The apartment market here is good and getting better. It is, and has been for many years, the leader among its Southeastern peer markets in average rents. The average among all ages and sizes of apartment properties (other than senior or subsidized housing) is $946, according to Real Data. Rents here are higher, by $78 per month, than Raleigh/ Durham, and nearly $104 over the average in Charlotte. It is, by a slim margin, the third-best Southeast MSA in occupancy, at 94 percent.
Rent growth in the MSA has been steady, but less than spectacular. Rents increased in the last year at a rate of only 1.3 percent, according to Real Data. What must be remembered, however, is that some nearby markets are still returning from deep rent declines during the recessionary period. Not so in Hampton Roads. The most notable decrease was from second quarter 2008 to second quarter 2009, when overall average rents went down from $876 to $869. Rents have shown a slow but steady growth since then.
In the last six months, vacancy dropped from 7.3 percent to 6.0 percent. And in that time, 880 units were added to the supply but 1,756 units were absorbed, indicating the strongest demand ever.
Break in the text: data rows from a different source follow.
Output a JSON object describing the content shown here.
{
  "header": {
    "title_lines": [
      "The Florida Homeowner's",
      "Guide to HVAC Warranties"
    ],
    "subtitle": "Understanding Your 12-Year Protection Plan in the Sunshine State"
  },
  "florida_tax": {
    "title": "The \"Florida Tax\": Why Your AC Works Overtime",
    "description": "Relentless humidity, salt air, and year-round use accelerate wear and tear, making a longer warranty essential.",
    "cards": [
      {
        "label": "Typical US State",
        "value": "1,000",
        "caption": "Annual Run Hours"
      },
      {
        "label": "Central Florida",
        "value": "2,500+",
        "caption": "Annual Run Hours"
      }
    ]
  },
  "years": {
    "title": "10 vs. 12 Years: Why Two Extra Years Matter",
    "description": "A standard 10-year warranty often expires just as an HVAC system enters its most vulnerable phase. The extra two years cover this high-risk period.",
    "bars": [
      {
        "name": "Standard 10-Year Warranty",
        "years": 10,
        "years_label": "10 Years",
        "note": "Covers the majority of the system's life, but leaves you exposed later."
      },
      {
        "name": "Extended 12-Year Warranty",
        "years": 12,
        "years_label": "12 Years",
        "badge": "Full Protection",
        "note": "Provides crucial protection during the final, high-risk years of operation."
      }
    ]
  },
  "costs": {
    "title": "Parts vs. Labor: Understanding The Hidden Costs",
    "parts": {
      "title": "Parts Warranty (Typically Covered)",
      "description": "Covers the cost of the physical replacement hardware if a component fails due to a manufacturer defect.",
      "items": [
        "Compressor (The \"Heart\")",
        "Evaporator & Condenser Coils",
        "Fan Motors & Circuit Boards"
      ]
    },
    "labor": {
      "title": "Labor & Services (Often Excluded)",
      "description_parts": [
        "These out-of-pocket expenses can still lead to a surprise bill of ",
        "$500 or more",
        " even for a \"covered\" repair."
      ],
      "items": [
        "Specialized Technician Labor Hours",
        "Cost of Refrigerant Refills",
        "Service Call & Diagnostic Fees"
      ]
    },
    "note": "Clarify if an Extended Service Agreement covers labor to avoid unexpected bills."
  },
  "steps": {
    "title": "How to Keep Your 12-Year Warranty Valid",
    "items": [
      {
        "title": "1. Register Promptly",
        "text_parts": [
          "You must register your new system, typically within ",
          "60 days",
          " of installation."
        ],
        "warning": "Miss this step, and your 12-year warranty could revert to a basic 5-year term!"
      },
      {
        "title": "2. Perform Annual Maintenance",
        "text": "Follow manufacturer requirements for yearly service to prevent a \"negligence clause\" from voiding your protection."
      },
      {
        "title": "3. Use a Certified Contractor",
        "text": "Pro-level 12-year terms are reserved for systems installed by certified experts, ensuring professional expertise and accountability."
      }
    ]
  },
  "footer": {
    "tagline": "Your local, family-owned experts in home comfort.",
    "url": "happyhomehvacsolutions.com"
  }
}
But for the new units in lease-up, the vacancy rate of stabilized units was 5.5 percent, according to Real Data.
The pace of apartment development has increased in Hampton Roads, but not nearly at the pace of other markets such as Raleigh and Charlotte. Hampton Roads currently has 3,800 units under construction and another 2,800 planned. This will result, when all are completed, in a 7.1 percent increase in our multifamily stock. The total number of units being built and proposed in Charlotte would be a whopping 18.7 percent and in Raleigh it would be more than 19 percent. It appears that new unit growth in Hampton Roads is quite moderate, and there is clear indication that it will be moderate in the future. The number of units under construction today is significantly higher than the number of units proposed, for the first time in many years. This is evidence of a combination of substantial barriers to entry and good common-sense planning.
With supply moderation, home prices rising, mortgage standards remaining strict and the penchant for younger people to rent rather than buy, we believe a healthy multifamily market is in store for the foreseeable future.